The survey found that close to 80 per cent of respondents purchase their groceries primarily at larger chain supermarkets and 14 per cent spend the majority of their grocery budgets at Ecossentials.

Regarding locally-grown food availability, 62 per cent rated their primary store’s as somewhat poor to very poor, 36 per cent as somewhat well to very well and two per cent had no opinion, according to survey results.

When asked about the most important features for shopping at a co-op, the majority of responses indicated the member-ownership model rated highest, but ability to run and vote for a board as least important.

The co-op will operate on the one-member, one-vote principle, but Melrose said the co-op will need to build capital, so investor shares will be available for community members wishing to invest. Those investment shares are not ownership shares though, he explained.
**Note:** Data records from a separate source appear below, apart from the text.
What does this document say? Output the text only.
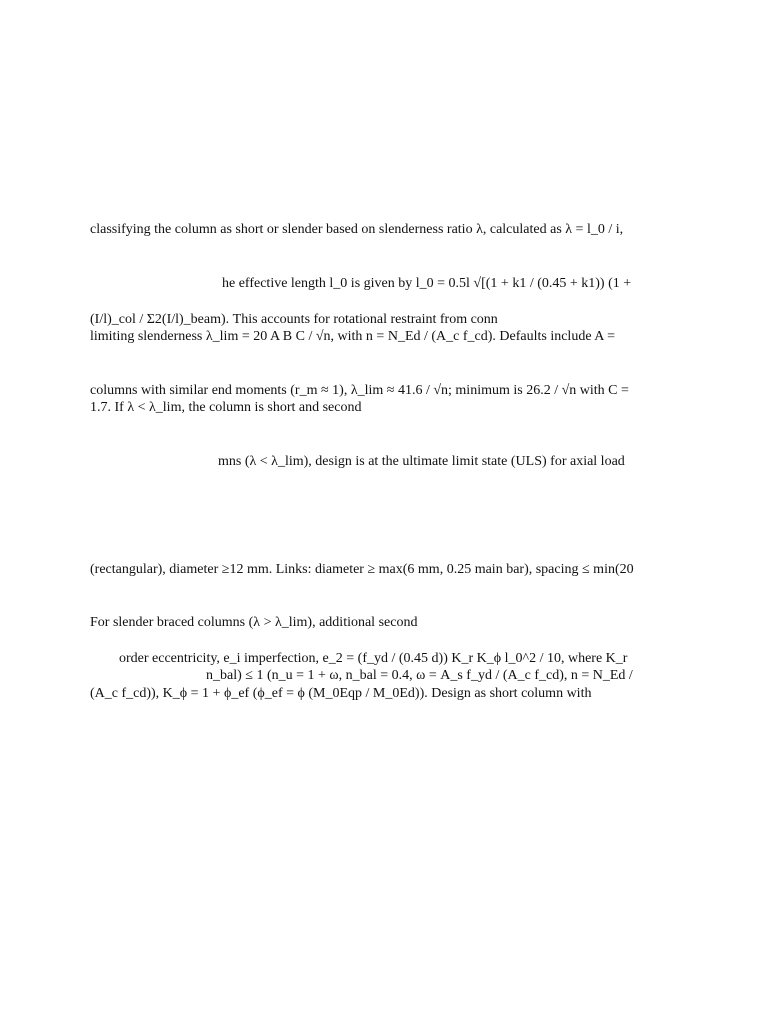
classifying the column as short or slender based on slenderness ratio λ, calculated as λ = l_0 / i,
he effective length l_0 is given by l_0 = 0.5l √[(1 + k1 / (0.45 + k1)) (1 +
(I/l)_col / Σ2(I/l)_beam). This accounts for rotational restraint from conn
limiting slenderness λ_lim = 20 A B C / √n, with n = N_Ed / (A_c f_cd). Defaults include A =
columns with similar end moments (r_m ≈ 1), λ_lim ≈ 41.6 / √n; minimum is 26.2 / √n with C =
1.7. If λ < λ_lim, the column is short and second
mns (λ < λ_lim), design is at the ultimate limit state (ULS) for axial load
(rectangular), diameter ≥12 mm. Links: diameter ≥ max(6 mm, 0.25 main bar), spacing ≤ min(20
For slender braced columns (λ > λ_lim), additional second
order eccentricity, e_i imperfection, e_2 = (f_yd / (0.45 d)) K_r K_ϕ l_0^2 / 10, where K_r
n_bal) ≤ 1 (n_u = 1 + ω, n_bal = 0.4, ω = A_s f_yd / (A_c f_cd), n = N_Ed /
(A_c f_cd)), K_ϕ = 1 + ϕ_ef (ϕ_ef = ϕ (M_0Eqp / M_0Ed)). Design as short column with
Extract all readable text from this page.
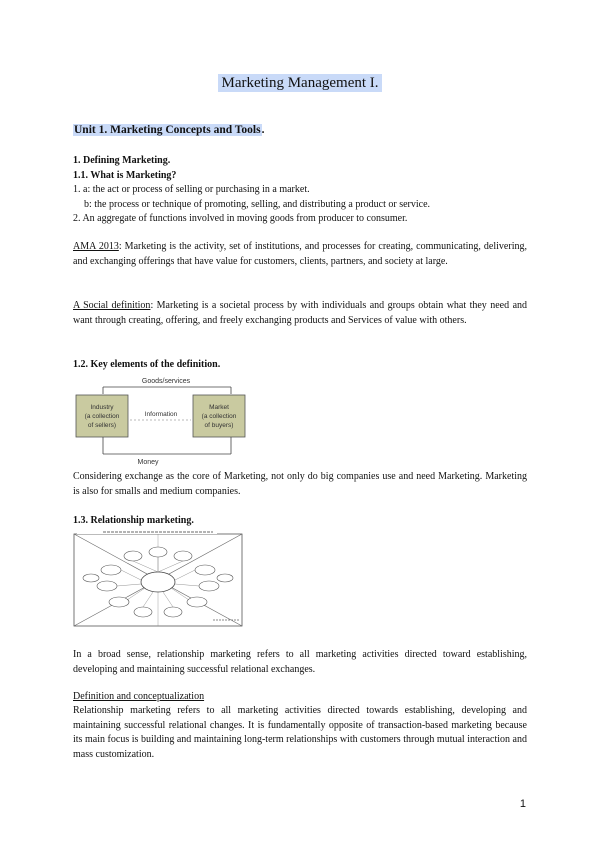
Marketing Management I.
Unit 1. Marketing Concepts and Tools.
1. Defining Marketing.
1.1. What is Marketing?
1. a: the act or process of selling or purchasing in a market.
b: the process or technique of promoting, selling, and distributing a product or service.
2. An aggregate of functions involved in moving goods from producer to consumer.
AMA 2013: Marketing is the activity, set of institutions, and processes for creating, communicating, delivering, and exchanging offerings that have value for customers, clients, partners, and society at large.
A Social definition: Marketing is a societal process by with individuals and groups obtain what they need and want through creating, offering, and freely exchanging products and Services of value with others.
1.2. Key elements of the definition.
Goods/services
Industry
(a collection
of sellers)
Market
(a collection
of buyers)
Information
Money
Considering exchange as the core of Marketing, not only do big companies use and need Marketing. Marketing is also for smalls and medium companies.
1.3. Relationship marketing.
In a broad sense, relationship marketing refers to all marketing activities directed toward establishing, developing and maintaining successful relational exchanges.
Definition and conceptualization
Relationship marketing refers to all marketing activities directed towards establishing, developing and maintaining successful relational changes. It is fundamentally opposite of transaction-based marketing because its main focus is building and maintaining long-term relationships with customers through mutual interaction and mass customization.
1
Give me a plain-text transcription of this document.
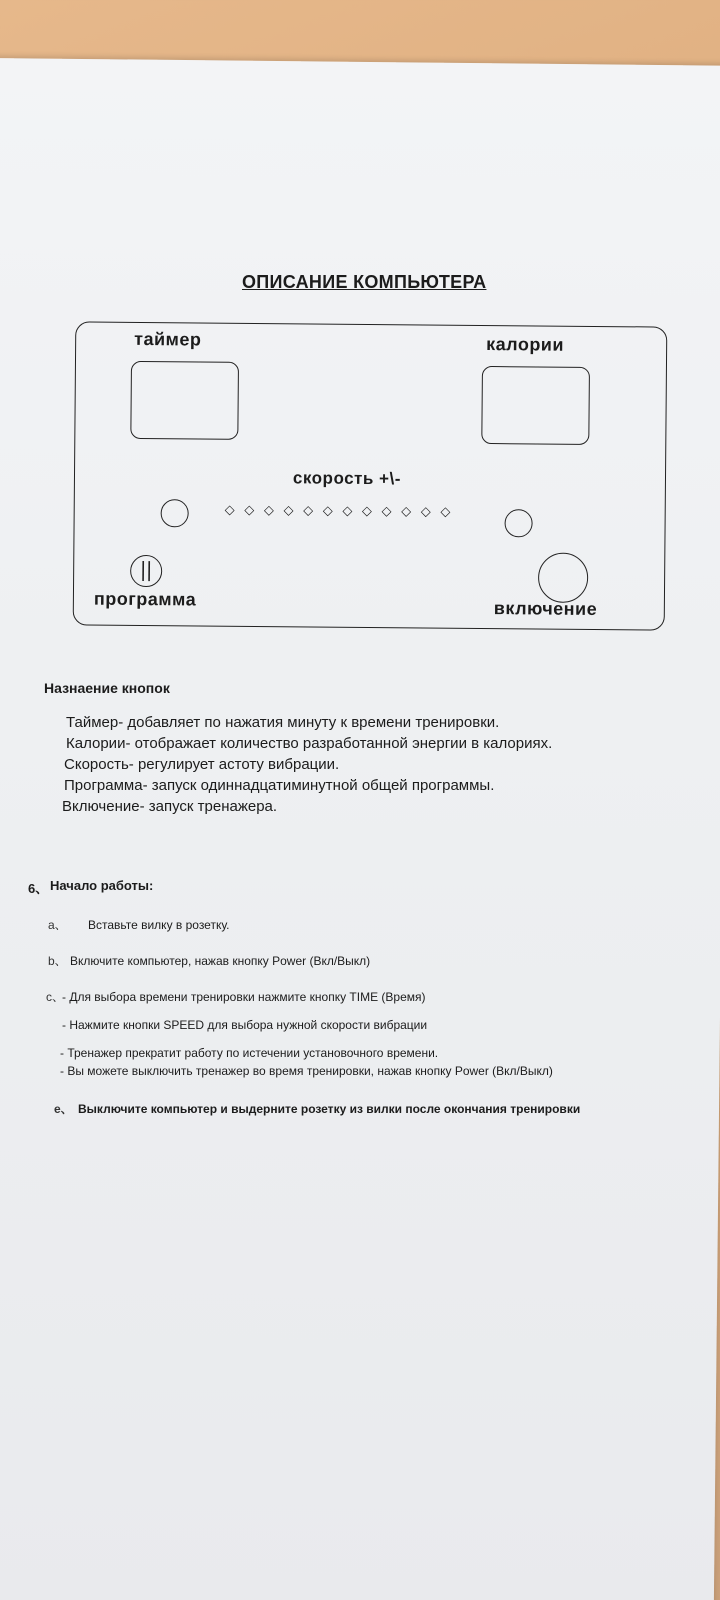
ОПИСАНИЕ КОМПЬЮТЕРА
таймер	калории
скорость +\-
◇ ◇ ◇ ◇ ◇ ◇ ◇ ◇ ◇ ◇ ◇ ◇
программа	включение
Назнаение кнопок
Таймер- добавляет по нажатия минуту к времени тренировки.
Калории- отображает количество разработанной энергии в калориях.
Скорость- регулирует астоту вибрации.
Программа- запуск одиннадцатиминутной общей программы.
Включение- запуск тренажера.
6、 Начало работы:
a、 Вставьте вилку в розетку.
b、 Включите компьютер, нажав кнопку Power (Вкл/Выкл)
c、
- Для выбора времени тренировки нажмите кнопку TIME (Время)
- Нажмите кнопки SPEED для выбора нужной скорости вибрации
- Тренажер прекратит работу по истечении установочного времени.
- Вы можете выключить тренажер во время тренировки, нажав кнопку Power (Вкл/Выкл)
e、 Выключите компьютер и выдерните розетку из вилки после окончания тренировки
The survey asked respondents what level of financial support they would be willing to give the co-op. Based on the results, those responding to the survey would be prepared to invest a total of close to $200,000 in the business, despite the fact that over half of the respondents said they would not be prepared to support the co-op through purchasing investor shares.

Close to 58 per cent of respondents said they would be willing to pay between $50 and $150 for a lifetime membership fee to join the co-op.

Ecossentials grew out of Sunshine Organics, Call’s first venture, started in 2002. The local market opened on Marine Avenue in 2009 and offered organic produce and a wide variety of bulk goods and eco-friendly products.

According to Call, the range and number of products available expanded rapidly and quickly outgrew the available space in the storefront.

Two years ago, Call purchased the shop’s current location on Alberni Street and has been working to continue her original vision.

She said she will continue working with Ecossentials once it has transitioned into a co-op.